Official data for the week to last Tuesday showed “heavy speculative selling across the commodity asset class going into year-end”, Societe Generale noted, flagging “significant selling activity” on a range of contracts, including gold among precious metals, and platinum among industrials.
However, agricultural commodities suffered in particular from the selling splurge, with sales in the top 13-US-traded contracts exceeding purchases by 252,418 lots – comfortably the biggest shift bearish in positioning on data going back to 2006.
The spree set a series of records within the complex, including the biggest-ever sales of Chicago wheat and New York raw sugar futures and options in a single week, and a record net short set in arabica coffee.
In the livestock complex, selling was less extreme, although live cattle suffered its biggest selldown since July 2015.
‘Hard to explain’
Commentators struggled to explain the spark for the selldown, which was accompanied by an increase in open interest in ags – ie the number of live contracts – in a time of year which often sees declines, as investors tidy-up positions ahead of the holiday period.
Rabobank, noting a “very bearish week across commodities”, said that the bearish lunge was “hard to explain on fundamentals alone”.
It flagged the “closure of a prominent soft commodity hedge fund” during the week, with the announcement of the shutdown of Armajaro Asset Management’s CC+ fund, which specialised mostly coffee and cocoa.
The closure of the fund - which was run by Anthony Ward, who earned himself nickname “Chocfinger” for his large bets on the cocoa market - was the latest in a series of exits from the sector, which saw shutdowns exceed launches this year for the first time on records going back to 2000, according to the Wall Street Journal.
There were eight new commodity hedge funds launched compared with 130 in 2011, the newspaper said.
"At some point, owning physical assets instead of equity paper or bitcoin will become in vogue again, but that day is not today," said Tregg Cronin at Halo Commodity Company.
‘Selling was huge’
In raw sugar, in which hedge funds turned net short at a record rate of 82,966 contracts over the week, Marex Spectron likened the selldown to a “sudden storm coming out of a dull grey sky”.

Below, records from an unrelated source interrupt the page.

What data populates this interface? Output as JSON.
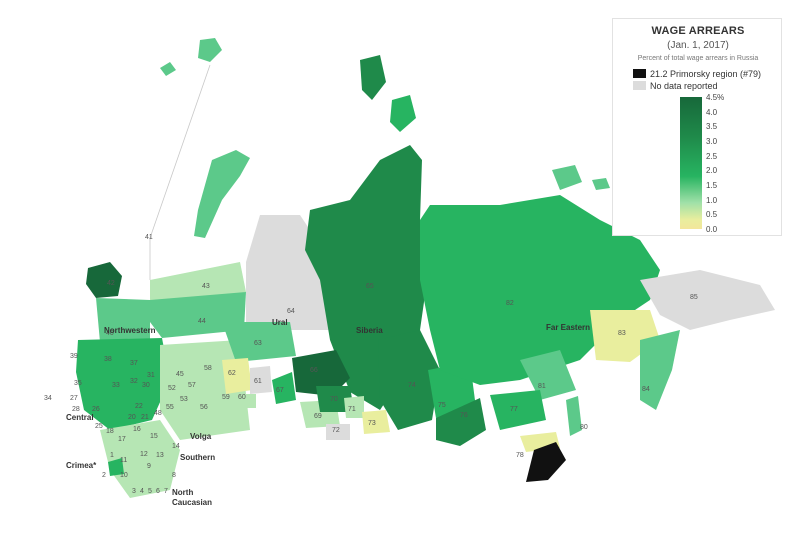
{
  "legend": {
    "title": "WAGE ARREARS",
    "subtitle": "(Jan. 1, 2017)",
    "note": "Percent of total wage arrears in Russia",
    "highlight": "21.2 Primorsky region (#79)",
    "no_data": "No data reported",
    "ticks": [
      "4.5%",
      "4.0",
      "3.5",
      "3.0",
      "2.5",
      "2.0",
      "1.5",
      "1.0",
      "0.5",
      "0.0"
    ]
  },
  "colors": {
    "darkest": "#17683a",
    "dark": "#1f8a4a",
    "mid": "#27b461",
    "light": "#5cc98a",
    "pale": "#b6e6b4",
    "yellow": "#e9ee9e",
    "nodata": "#dcdcdc",
    "highlight": "#111111"
  },
  "districts": {
    "northwestern": "Northwestern",
    "ural": "Ural",
    "siberia": "Siberia",
    "far_eastern": "Far Eastern",
    "central": "Central",
    "volga": "Volga",
    "southern": "Southern",
    "north": "North",
    "caucasian": "Caucasian",
    "crimea": "Crimea*"
  },
  "region_labels": {
    "r41": "41",
    "r42": "42",
    "r43": "43",
    "r44": "44",
    "r40": "40",
    "r39": "39",
    "r38": "38",
    "r37": "37",
    "r31": "31",
    "r32": "32",
    "r33": "33",
    "r35": "35",
    "r34": "34",
    "r27": "27",
    "r28": "28",
    "r26": "26",
    "r25": "25",
    "r18": "18",
    "r17": "17",
    "r16": "16",
    "r15": "15",
    "r14": "14",
    "r13": "13",
    "r12": "12",
    "r11": "11",
    "r10": "10",
    "r9": "9",
    "r8": "8",
    "r2": "2",
    "r3": "3",
    "r4": "4",
    "r5": "5",
    "r6": "6",
    "r7": "7",
    "r1": "1",
    "r20": "20",
    "r21": "21",
    "r22": "22",
    "r30": "30",
    "r45": "45",
    "r48": "48",
    "r52": "52",
    "r53": "53",
    "r55": "55",
    "r56": "56",
    "r57": "57",
    "r58": "58",
    "r59": "59",
    "r60": "60",
    "r61": "61",
    "r62": "62",
    "r63": "63",
    "r64": "64",
    "r65": "65",
    "r66": "66",
    "r67": "67",
    "r69": "69",
    "r70": "70",
    "r71": "71",
    "r72": "72",
    "r73": "73",
    "r74": "74",
    "r75": "75",
    "r76": "76",
    "r77": "77",
    "r78": "78",
    "r80": "80",
    "r81": "81",
    "r82": "82",
    "r83": "83",
    "r84": "84",
    "r85": "85"
  }
}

A rise in open interest in raw sugar futures of nearly 62,000 lots over the week, the largest in 18 months, suggested that algorithmic funds were behind the selling.
“It seems clear that… this week saw system funds selling to trade and consumers,” the London-based trading house said.
“Those funds were presumably mainly ‘momentum’ funds, ie followers of short-term trends. And their selling was huge”.
“They seem to have been selling in similar, if less violent, fashion in coffee and cocoa.”
Softs vs livestock
The selling contrasted with net buying the previous week, of some 84,000 contracts, which had returned the managed money position in agricultural commodities – temporarily – to a net long.
But that most bullish shift in positioning was not, largely, rewarded in price terms, with the Bcom agricultural commodity subindex setting a series of record lows last week.
The latest selling left hedge funds with a net short of 169,962 lots in the top US-traded contracts as of last Tuesday, a large although not unprecedented extent of bearish betting, with
the record, of some 318,000 contracts, set in March last year.
However, the overall figure disguised a record net short, of 109,277 lots, in soft commodities, while hedge funds retained a substantial net long, of 171,346 contracts, in livestock.
‘Leaning too short’
The extent of selling among soft commodities, except cotton, and, among grains provoked ideas that prices could be poised for a recovery, as hedge funds are tempted to close short bets and take profits ahead of year end, and before rivals do.
Societe Generale termed Chicago corn, and both Chicago and Kansas City wheat contracts, as “oversold” and “vulnerable to short-covering”, a rating it applied to New York raw sugar and arabica coffee too.
US broker Benson Quinn Commodities said that in grain markets, the CFTC data “should offer support” to prices early this week.
Corn “should be ripe for some modest short-covering”, while adding that for both Chicago and Kansas City wheat “considering that funds added these shorts near contract lows, I believe they are leaning too short”.
‘Lesson of 2017’
Allendale said that “grain markets are technically oversold which suggests a short-covering rally could happen at any time”.
Meanwhile, referring to raw sugar, Marex Spectron said that “we may see a bounce” due to the extent of the net short in the sweetener, although adding that a “lesson of this year is that the funds can stay with a position for much longer than we used to expect”.